Día 10

El pozo negro de la casa está al límite y necesita un desagote urgente para que las heces del hogar no empiecen a derramarse por el patio. Oscar no tiene cómo pagar el servicio de desagote “por culpa de esa tarjeta de mierda” nunca escupida por el cajero. Su esposa le dice que “habría que llamar al servicio gratuito, ese, de la municipalidad”. “Eso no sirve”, comenta Oscar, “porque solo te desagotan la mitad”. “Entonces explicame cómo vamos a hacerlo cuando estás sin trabajo y con la plata del ahorro que es para alimentos y remedios”, plantea Silvia, con razón.
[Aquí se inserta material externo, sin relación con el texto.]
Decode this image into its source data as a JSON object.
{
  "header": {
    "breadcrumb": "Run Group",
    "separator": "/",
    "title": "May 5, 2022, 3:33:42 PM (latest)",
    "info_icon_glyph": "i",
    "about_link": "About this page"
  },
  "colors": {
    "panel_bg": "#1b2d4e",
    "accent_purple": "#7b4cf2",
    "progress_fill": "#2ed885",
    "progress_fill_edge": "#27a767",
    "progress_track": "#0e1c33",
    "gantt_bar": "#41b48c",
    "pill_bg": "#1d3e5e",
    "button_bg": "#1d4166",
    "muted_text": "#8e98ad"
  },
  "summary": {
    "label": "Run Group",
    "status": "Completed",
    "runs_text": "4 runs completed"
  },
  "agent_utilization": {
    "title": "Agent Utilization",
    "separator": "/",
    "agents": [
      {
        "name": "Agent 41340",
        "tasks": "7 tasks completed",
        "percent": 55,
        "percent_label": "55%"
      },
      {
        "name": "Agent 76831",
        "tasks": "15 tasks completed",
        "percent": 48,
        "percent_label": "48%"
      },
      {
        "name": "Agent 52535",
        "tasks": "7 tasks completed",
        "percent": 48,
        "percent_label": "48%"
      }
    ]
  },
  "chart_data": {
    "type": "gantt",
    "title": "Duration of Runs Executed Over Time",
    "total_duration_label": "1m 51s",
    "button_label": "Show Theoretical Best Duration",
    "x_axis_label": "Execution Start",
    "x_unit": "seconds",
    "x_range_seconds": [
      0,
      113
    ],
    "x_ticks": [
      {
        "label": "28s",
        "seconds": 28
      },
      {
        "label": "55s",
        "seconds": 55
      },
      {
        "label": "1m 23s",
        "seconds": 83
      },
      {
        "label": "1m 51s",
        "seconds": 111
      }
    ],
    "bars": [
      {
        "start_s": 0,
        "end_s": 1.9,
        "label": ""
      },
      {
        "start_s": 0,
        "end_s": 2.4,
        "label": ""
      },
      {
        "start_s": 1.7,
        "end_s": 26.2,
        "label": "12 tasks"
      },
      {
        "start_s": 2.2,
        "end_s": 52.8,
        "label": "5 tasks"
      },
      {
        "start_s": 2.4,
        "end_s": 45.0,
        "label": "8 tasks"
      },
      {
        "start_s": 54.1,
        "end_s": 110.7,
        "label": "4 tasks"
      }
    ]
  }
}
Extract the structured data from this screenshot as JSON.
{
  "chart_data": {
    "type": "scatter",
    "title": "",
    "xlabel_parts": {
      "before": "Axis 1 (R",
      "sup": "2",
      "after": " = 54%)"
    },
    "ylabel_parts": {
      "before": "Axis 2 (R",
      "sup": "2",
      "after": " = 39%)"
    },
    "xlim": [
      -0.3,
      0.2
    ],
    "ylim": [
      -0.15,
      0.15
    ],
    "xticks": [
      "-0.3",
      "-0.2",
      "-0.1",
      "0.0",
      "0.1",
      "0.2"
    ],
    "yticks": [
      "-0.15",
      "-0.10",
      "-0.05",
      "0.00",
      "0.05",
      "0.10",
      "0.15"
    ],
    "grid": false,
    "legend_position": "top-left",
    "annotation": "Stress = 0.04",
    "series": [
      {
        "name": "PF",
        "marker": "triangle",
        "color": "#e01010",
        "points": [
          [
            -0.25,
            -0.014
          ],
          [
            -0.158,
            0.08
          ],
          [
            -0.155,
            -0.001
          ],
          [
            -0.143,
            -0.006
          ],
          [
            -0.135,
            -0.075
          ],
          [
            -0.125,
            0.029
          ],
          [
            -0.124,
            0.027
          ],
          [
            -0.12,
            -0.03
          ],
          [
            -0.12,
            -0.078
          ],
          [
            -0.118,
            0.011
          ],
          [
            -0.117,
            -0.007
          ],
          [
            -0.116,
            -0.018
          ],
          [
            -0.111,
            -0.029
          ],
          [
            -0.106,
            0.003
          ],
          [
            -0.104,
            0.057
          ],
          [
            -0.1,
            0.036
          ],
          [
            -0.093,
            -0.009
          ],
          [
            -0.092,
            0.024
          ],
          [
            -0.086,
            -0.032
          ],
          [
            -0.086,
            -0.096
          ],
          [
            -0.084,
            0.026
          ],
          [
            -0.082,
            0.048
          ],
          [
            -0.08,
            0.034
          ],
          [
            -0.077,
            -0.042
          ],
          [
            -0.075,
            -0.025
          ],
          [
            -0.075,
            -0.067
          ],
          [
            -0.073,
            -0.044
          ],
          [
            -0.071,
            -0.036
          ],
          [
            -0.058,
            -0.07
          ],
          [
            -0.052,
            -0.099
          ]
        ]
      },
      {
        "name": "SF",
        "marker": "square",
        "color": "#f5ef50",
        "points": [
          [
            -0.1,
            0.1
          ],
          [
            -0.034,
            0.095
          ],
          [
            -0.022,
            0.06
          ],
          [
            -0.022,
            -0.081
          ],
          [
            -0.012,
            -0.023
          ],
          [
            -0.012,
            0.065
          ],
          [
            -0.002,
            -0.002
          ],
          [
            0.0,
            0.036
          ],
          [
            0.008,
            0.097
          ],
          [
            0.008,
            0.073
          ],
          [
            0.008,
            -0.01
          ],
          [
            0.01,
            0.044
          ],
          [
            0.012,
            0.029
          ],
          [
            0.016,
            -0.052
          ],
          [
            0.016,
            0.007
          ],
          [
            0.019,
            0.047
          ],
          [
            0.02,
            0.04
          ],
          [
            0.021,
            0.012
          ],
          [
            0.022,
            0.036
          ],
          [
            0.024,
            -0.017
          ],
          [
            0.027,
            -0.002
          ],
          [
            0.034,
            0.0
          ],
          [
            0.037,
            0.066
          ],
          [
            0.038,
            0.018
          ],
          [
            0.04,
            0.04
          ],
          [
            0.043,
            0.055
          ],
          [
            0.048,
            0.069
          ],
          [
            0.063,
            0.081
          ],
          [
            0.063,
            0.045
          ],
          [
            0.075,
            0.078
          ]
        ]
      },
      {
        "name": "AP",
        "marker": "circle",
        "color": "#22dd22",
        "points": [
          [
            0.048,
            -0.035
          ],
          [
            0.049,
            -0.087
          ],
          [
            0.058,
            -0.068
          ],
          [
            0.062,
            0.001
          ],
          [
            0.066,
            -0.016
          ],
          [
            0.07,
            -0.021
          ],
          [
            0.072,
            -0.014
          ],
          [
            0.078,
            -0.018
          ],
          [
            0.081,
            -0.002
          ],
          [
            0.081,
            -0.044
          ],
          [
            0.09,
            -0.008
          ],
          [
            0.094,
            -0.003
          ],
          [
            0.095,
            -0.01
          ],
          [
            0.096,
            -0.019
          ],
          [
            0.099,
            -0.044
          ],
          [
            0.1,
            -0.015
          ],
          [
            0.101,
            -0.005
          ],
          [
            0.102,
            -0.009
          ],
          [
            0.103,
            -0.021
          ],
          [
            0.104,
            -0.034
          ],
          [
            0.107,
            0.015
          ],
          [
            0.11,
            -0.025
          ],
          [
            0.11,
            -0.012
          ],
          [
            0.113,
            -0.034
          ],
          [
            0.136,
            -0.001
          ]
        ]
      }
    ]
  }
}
“Fijate que los de La Décima publicaron cómo hacer, hay un teléfono y un correo”, aporta La Moni, que salía del baño y escuchó la conversación de sus padres. “Pero no tengo el diario ahora, hace un montón que no lo dejan por acá, te lo dejan cuando quieren, esos”, dice Oscar, criticando con razón, la discontinuidad en la entrega del periódico del barrio. “No, viejo, lo publicaron en el Facebook, ya se los busco”, se ofrece La Moni, que ahora se frena de golpe al ver al Dani caminar semidesnudo por la casa. “Uy, perdón”, alcanzó a decir el amigo de su hermano al toparse con ella camino al baño. “Pedazo de pelotudo, avisá que estás en casa”, lo recrimina La Moni, molesta por el encuentro repentino. Ella, siempre espléndida y loockeada, caminaba relajada, echando bostezos al aire, sin saber que el Dani se había quedado a dormir para evitar el retén policial camino a su casa. La Policía empezaba a patrullar el barrio para evitar las aglomeraciones en la calle.

Ahora que El Dani veía a la hermana de su amigo caminar relajada en ropa interior en la mañana, agradecía a la vida por más que fingiera pudor y culpa en el encuentro. “Uy, perdón”, alcanzó a decir, a modo de disculpas. La Moni también se sentía agradecida pese a la repentina aparición del muchacho, porque no bien aflojó el reto, hundió la cintura e irguió la cola para seguir su caminata como una lady hasta la pieza, fantaseando con que El Dani la espiara.

Día 11

Oscar está ahora en el patio recolectando agua en el balde para un vecino de la cuadra que “no se puede ni lavar las manos el pobre, está abandonado y solito en su casa”, le cuenta a su esposa. “Ay viejo, Dios nos bendiga por tu caridad, pero pensá en tu salud y la de todos nosotros, no andes tanto en la calle”, lo sermonea Silvia. “Sí, sí, le llevo los baldes y vuelvo, el pobre viejo no tiene donde caerse muerto”, remarca.

Anabella dibuja en la cocina. Sobre la mesa, hay cuadernos, lápices de colores, una regla y una cartuchera con la imagen de Lali Espósito. Catriel está en el patio con el abuelo, improvisando barcos de papel para soltarlos en los charcos formados por el agua salpicada de los baldes. La Moni está en el trabajo, cada tanto telefonea desde el supermercado para preguntarle a su madre “si necesitás que lleve algo”, y para comentar las largas filas de gente que se ve desde la ventana “todos amontonados, vieja, no sabés, me da una lástima que no se cuiden”.

Lucas, esta vez, no duerme. Se levantó temprano y se preparó un café instantáneo con tres cucharaditas de azúcar. Ahora moja el criollo y saca la mano con rapidez al quemarse la punta de los dedos. Se los chupa y vuelve a tomar el teléfono celular. “Viste, vieja, que este virus viene de los murciélagos que se comieron los chinos. ¡Qué moqueros! ¡Cómo te vas a comer un murciélago!”, exclama Lucas. “¿Y cómo es que llegó hasta acá, si estamos tan lejos?”, pregunta, Silvia, con candidez. “Es que estos chinos viven viajando, no viste que cuando hay un mundial copan todas las canchas y se sacan fotos”, ilustra Lucas. “¿Pero esos no son los japoneses?”, clarifica, Silvia. “Es lo mismo, vieja”, dice Lucas. “Por las dudas, no vayamos más del chino de la esquina, es peligroso”, recomienda su madre. “No lo había pensado, le voy a decir a los guasos que no compremos más el New Age ahí, que vayamos al 24 horas”.